Effects of variations in fuel properties on a homogeneous charge compression ignited light-duty diesel engine operated with gasoline-isobutanol blends

Homogeneous charge compression ignition (HCCI) is a promising alternative combustion mode to conventional diesel combustion to achieve better engine performance and lower particulate matter and oxides of nitrogen emissions. In the present study, the experiments were performed in a modified light-duty diesel engine operated in port fuel injected HCCI mode with gasoline-isobutanol blends. All the experiments were performed at a constant engine speed of 1500 rpm and varying engine loads. The effects of variations in fuel properties on the achievable load range, engine performance improvement, and emission reduction were examined. The use of isobutanol, a gasoline-like high volatile, low reactivity, renewable fuel, help reduce fossil fuel dependency. A cetane improver, 2-ethyl hexyl nitrate (2-EHN), was added in a fixed proportion of 6 vol.% to all the fuel blends to attain stable HCCI combustion at lower engine loads. The volumetric proportion of isobutanol in the fuel blends was increased from 20% to 60%, while the gasoline proportion was correspondingly reduced. An algorithm to evaluate the ‘engine performance and emission indicator value’ was used to identify suitable fuel blend composition based on user-defined weights. Test results showed that the maximum achievable engine load was extended from 38% (of rated engine load) for diesel–fuelled HCCI to 70% (of rated engine load) for isobutanol-gasoline-2-EHN-fuelled HCCI. The indicated thermal efficiency improved with increased isobutanol in the fuel blends for a particular engine load. At 50% engine load, the indicated thermal efficiency improved by 40% for 60% isobutanol/ 34% gasoline/ 6% 2-EHN than 20% isobutanol/ 74% gasoline/6% 2-EHN. The HCCI combustion of isobutanol fuel blends produced very low oxides of nitrogen and soot emissions than conventional diesel combustion, and the indicated thermal efficiency was close to that of conventional diesel combustion at lower engine loads and improved at higher engine loads.
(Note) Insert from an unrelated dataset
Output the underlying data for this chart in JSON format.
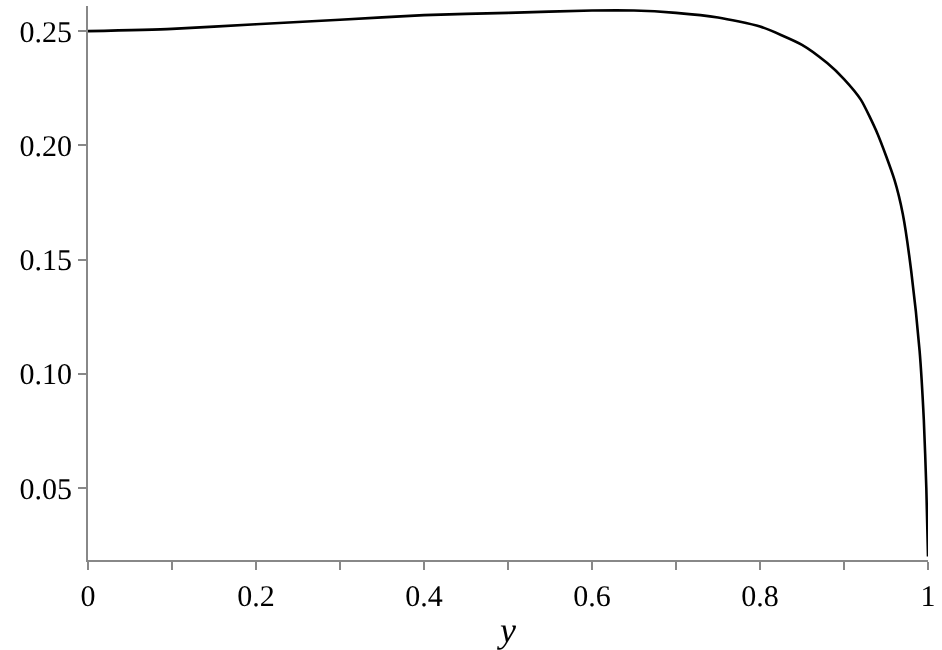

At 70% engine load, the oxides of nitrogen and soot emissions were reduced by 69% and 96%, respectively, for HCCI combustion of 60% isobutanol/34% gasoline/6% 2-EHN than conventional diesel combustion. It was found that with an increase in engine load, the optimal fuel blend composition consisted of an increased concentration of isobutanol. Overall, the present study demonstrates that isobutanol is suitable for improving HCCI engine metrics.